Pesanan AS Banyak, Ekspor Tekstil RI Tembus US$1,02 M in step with Februari
Jakarta, CNN Indonesia –
Badan Pusat Statistik (Bps) mencatat ekspor tekstil Indonesia tembus US$1,02 miliar in step with Februari 2025 alias naik 1,41 persen secara bulanan.
Kepala BPS Amalia Adininggar Widyasanti menyebut kenaikan ekspor tekstil dan produk tekstil (TPT) ini disumbang pesanan dari Amerika Serikat (AS) yang bertambah.
Misalnya, pakaian dan aksesorinya (rajutan) alias HS 61 yang tercatat dalam tiga besar komoditas penyumbang kenaikan ekspor Indonesia ke AS.
IKLAN
Gulir untuk melanjutkan konten
“Kenaikan (ekspor tekstil dan produk tekstil) terbesar sejalan dengan knowledge ekspor ke Amerika Serikat,” ujar Amalia dalam Konferensi Pers di Kantor BPS, Jakarta Pusat, Senin (17/3).

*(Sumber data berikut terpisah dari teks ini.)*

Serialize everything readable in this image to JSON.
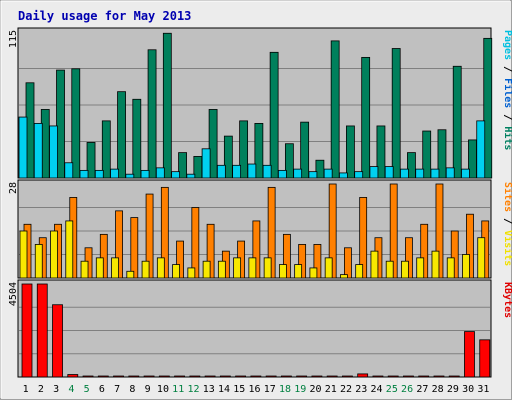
{
  "chart_data": [
    {
      "type": "bar",
      "title": "Daily usage for May 2013",
      "categories": [
        "1",
        "2",
        "3",
        "4",
        "5",
        "6",
        "7",
        "8",
        "9",
        "10",
        "11",
        "12",
        "13",
        "14",
        "15",
        "16",
        "17",
        "18",
        "19",
        "20",
        "21",
        "22",
        "23",
        "24",
        "25",
        "26",
        "27",
        "28",
        "29",
        "30",
        "31"
      ],
      "weekend_days": [
        "4",
        "5",
        "11",
        "12",
        "18",
        "19",
        "25",
        "26"
      ],
      "ylim": [
        0,
        115
      ],
      "max_label": "115",
      "side_label": [
        {
          "text": "Pages",
          "color": "#00c0e0"
        },
        {
          "text": " / ",
          "color": "#000000"
        },
        {
          "text": "Files",
          "color": "#0060d0"
        },
        {
          "text": " / ",
          "color": "#000000"
        },
        {
          "text": "Hits",
          "color": "#008060"
        }
      ],
      "series": [
        {
          "name": "Hits",
          "color": "#00805c",
          "values": [
            75,
            54,
            85,
            86,
            28,
            45,
            68,
            62,
            101,
            114,
            20,
            17,
            54,
            33,
            45,
            43,
            99,
            27,
            44,
            14,
            108,
            41,
            95,
            41,
            102,
            20,
            37,
            38,
            88,
            30,
            110
          ]
        },
        {
          "name": "Files",
          "color": "#0060d0",
          "values": [
            0,
            0,
            0,
            0,
            0,
            0,
            0,
            0,
            0,
            0,
            0,
            0,
            0,
            0,
            0,
            0,
            0,
            0,
            0,
            0,
            0,
            0,
            0,
            0,
            0,
            0,
            0,
            0,
            0,
            0,
            0
          ]
        },
        {
          "name": "Pages",
          "color": "#00d0f0",
          "values": [
            48,
            43,
            41,
            12,
            6,
            6,
            7,
            3,
            6,
            8,
            5,
            3,
            23,
            10,
            10,
            11,
            10,
            6,
            7,
            5,
            7,
            4,
            5,
            9,
            9,
            7,
            7,
            7,
            8,
            7,
            45
          ]
        }
      ]
    },
    {
      "type": "bar",
      "ylim": [
        0,
        28
      ],
      "max_label": "28",
      "side_label": [
        {
          "text": "Sites",
          "color": "#ff8000"
        },
        {
          "text": " / ",
          "color": "#000000"
        },
        {
          "text": "Visits",
          "color": "#f0e000"
        }
      ],
      "series": [
        {
          "name": "Visits",
          "color": "#f8e800",
          "values": [
            14,
            10,
            14,
            17,
            5,
            6,
            6,
            2,
            5,
            6,
            4,
            3,
            5,
            5,
            6,
            6,
            6,
            4,
            4,
            3,
            6,
            1,
            4,
            8,
            5,
            5,
            6,
            8,
            6,
            7,
            12
          ]
        },
        {
          "name": "Sites",
          "color": "#ff8000",
          "values": [
            16,
            12,
            16,
            24,
            9,
            13,
            20,
            18,
            25,
            27,
            11,
            21,
            16,
            8,
            11,
            17,
            27,
            13,
            10,
            10,
            28,
            9,
            24,
            12,
            28,
            12,
            16,
            28,
            14,
            19,
            17
          ]
        }
      ]
    },
    {
      "type": "bar",
      "ylim": [
        0,
        4504
      ],
      "max_label": "4504",
      "side_label": [
        {
          "text": "KBytes",
          "color": "#e00000"
        }
      ],
      "series": [
        {
          "name": "KBytes",
          "color": "#ff0000",
          "values": [
            4504,
            4504,
            3500,
            120,
            40,
            40,
            40,
            40,
            40,
            40,
            40,
            40,
            40,
            40,
            40,
            40,
            40,
            40,
            40,
            40,
            40,
            40,
            150,
            40,
            40,
            40,
            40,
            40,
            40,
            2200,
            1800
          ]
        }
      ]
    }
  ]
}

“Jadi, kenaikan (ekspor) tekstil dan produk tekstil (TPT) terbesar adalah ke Amerika Serikat sebesar US$17,4 juta atau naik 4,13 persen bila dibandingkan dengan Januari 2025,” sambungnya.
Di lain sisi, wanita yang akrab disapa Winny itu juga mengungkapkan knowledge penurunan impor tekstil yang cukup dalam. Ia mengatakan impor TPT dari luar negeri secara general turun 20,74 persen secara bulan ke bulan (MTM).

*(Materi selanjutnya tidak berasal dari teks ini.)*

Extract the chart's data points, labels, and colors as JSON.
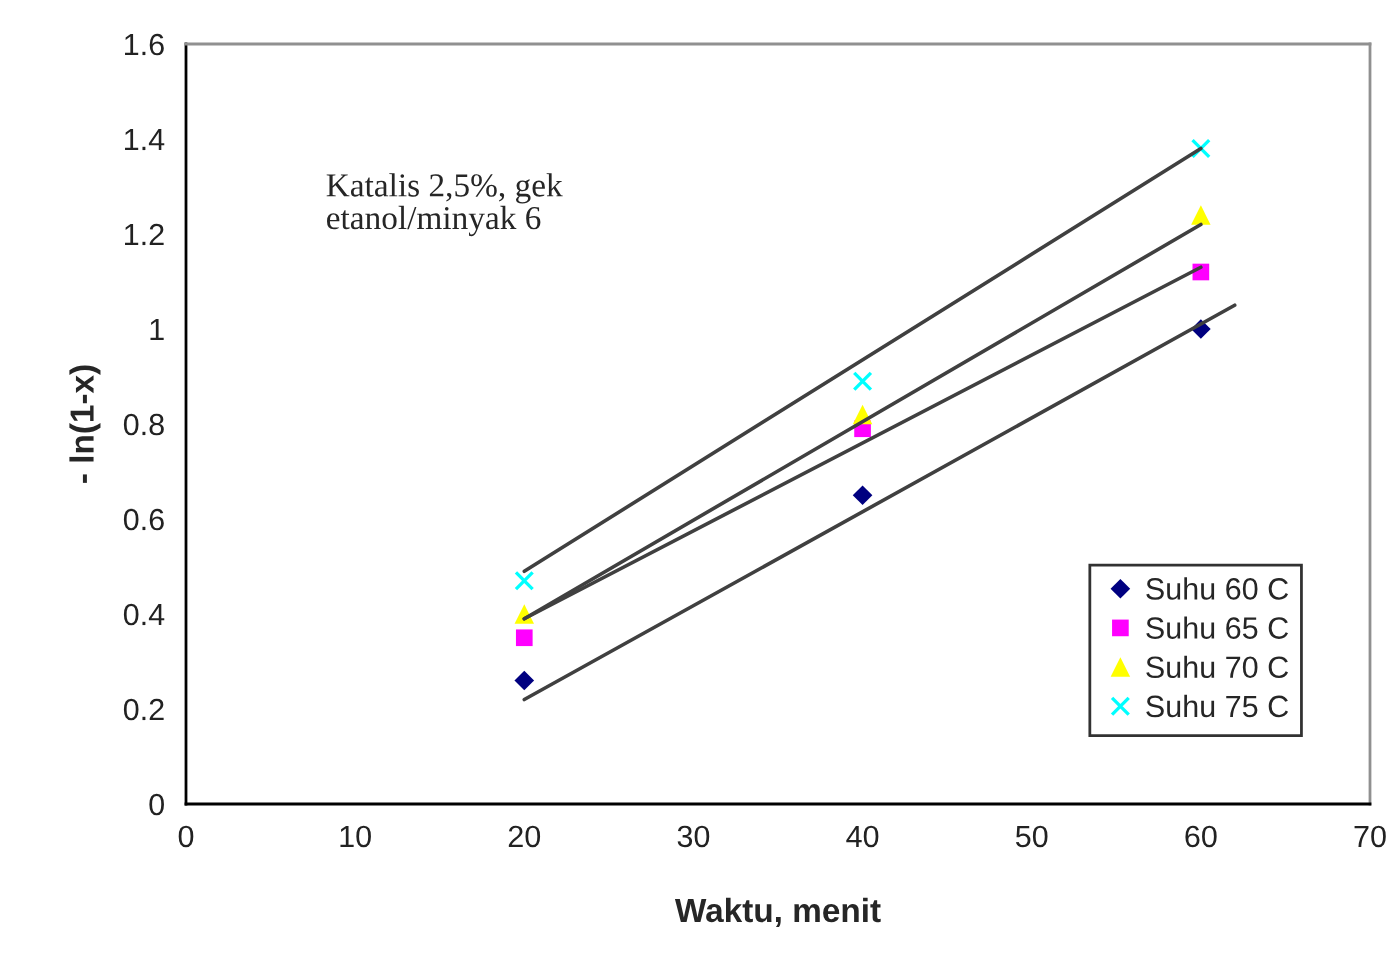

Indonesia saat ini masih mengimpor tekstil senilai US$606,8 juta. Akan tetapi, barang dari China diklaim makin sedikit.
“Penurunan (impor tekstil) terbesar ini berasal dari Tiongkok sebesar US$141,1 juta atau (turun) 36,60 persen dibandingkan dengan Januari 2025,” bebernya.

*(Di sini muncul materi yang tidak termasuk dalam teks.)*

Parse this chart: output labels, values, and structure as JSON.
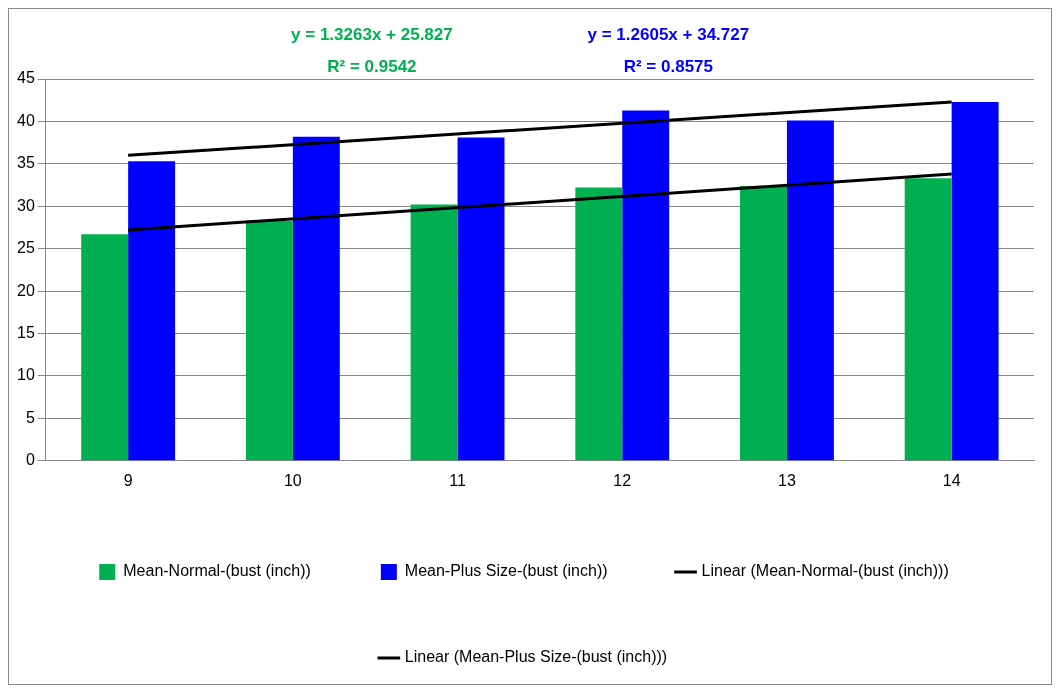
{
  "chart_data": {
    "type": "bar",
    "categories": [
      "9",
      "10",
      "11",
      "12",
      "13",
      "14"
    ],
    "series": [
      {
        "name": "Mean-Normal-(bust (inch))",
        "color": "#00b050",
        "values": [
          26.7,
          28.3,
          30.2,
          32.2,
          32.4,
          33.3
        ]
      },
      {
        "name": "Mean-Plus Size-(bust (inch))",
        "color": "#0000ff",
        "values": [
          35.3,
          38.2,
          38.1,
          41.3,
          40.1,
          42.3
        ]
      },
      {
        "name": "Linear (Mean-Normal-(bust (inch)))",
        "type": "line",
        "color": "#000000",
        "values": [
          27.2,
          null,
          null,
          null,
          null,
          33.8
        ]
      },
      {
        "name": "Linear (Mean-Plus Size-(bust (inch)))",
        "type": "line",
        "color": "#000000",
        "values": [
          36.0,
          null,
          null,
          null,
          null,
          42.3
        ]
      }
    ],
    "annotations": [
      "y = 1.3263x + 25.827\nR² = 0.9542",
      "y = 1.2605x + 34.727\nR² = 0.8575"
    ],
    "ylim": [
      0,
      45
    ],
    "yticks": [
      0,
      5,
      10,
      15,
      20,
      25,
      30,
      35,
      40,
      45
    ],
    "grid": "y",
    "legend": "bottom"
  }
}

Sebelumnya, Menteri Keuangan Sri Mulyani juga sempat mengklaim industri TPT sedang moncer. Ia mengacu pada pertumbuhan sektor tersebut sebesar 4,3 persen di 2024 lalu.
Ia bahkan membandingkan capaian tahun lalu dengan kondisi industri tekstil 2023. Sri Mulyani mengatakan gerak sektor TPT pada saat itu bahkan merosot hingga 2 persen.
Kinerja industri tekstil dan produk tekstil di Januari 2025 juga dianggap masih oke. Sang Bendahara Negara menyebut ekspor kelompok tersebut tercatat positif di 3,8 persen.
“Jadi, ini menggambarkan bahwa produksi dan aktivitas manufaktur di Indonesia itu tetap mampu bertahan resilience, bahkan mereka itu cukup kuat,” jelas Sri Mulyani dalam Konferensi Pers APBN KiTA di Kementerian Keuangan, Jakarta Pusat, Kamis (13/3).
“Enggak cuma bertahan, bertahan itu kayaknya kan minimum banget. Dia (industri manufaktur) bahkan bisa rising dari mulai logam dasar, elektronik, dan bahkan yang hard work in depth seperti alas kaki. Ini landasan optimisme yang harus terus kita jaga. Ini merupakan sesuatu yang positif yang tentunya perlu kita jaga bersama-sama,” tambahnya.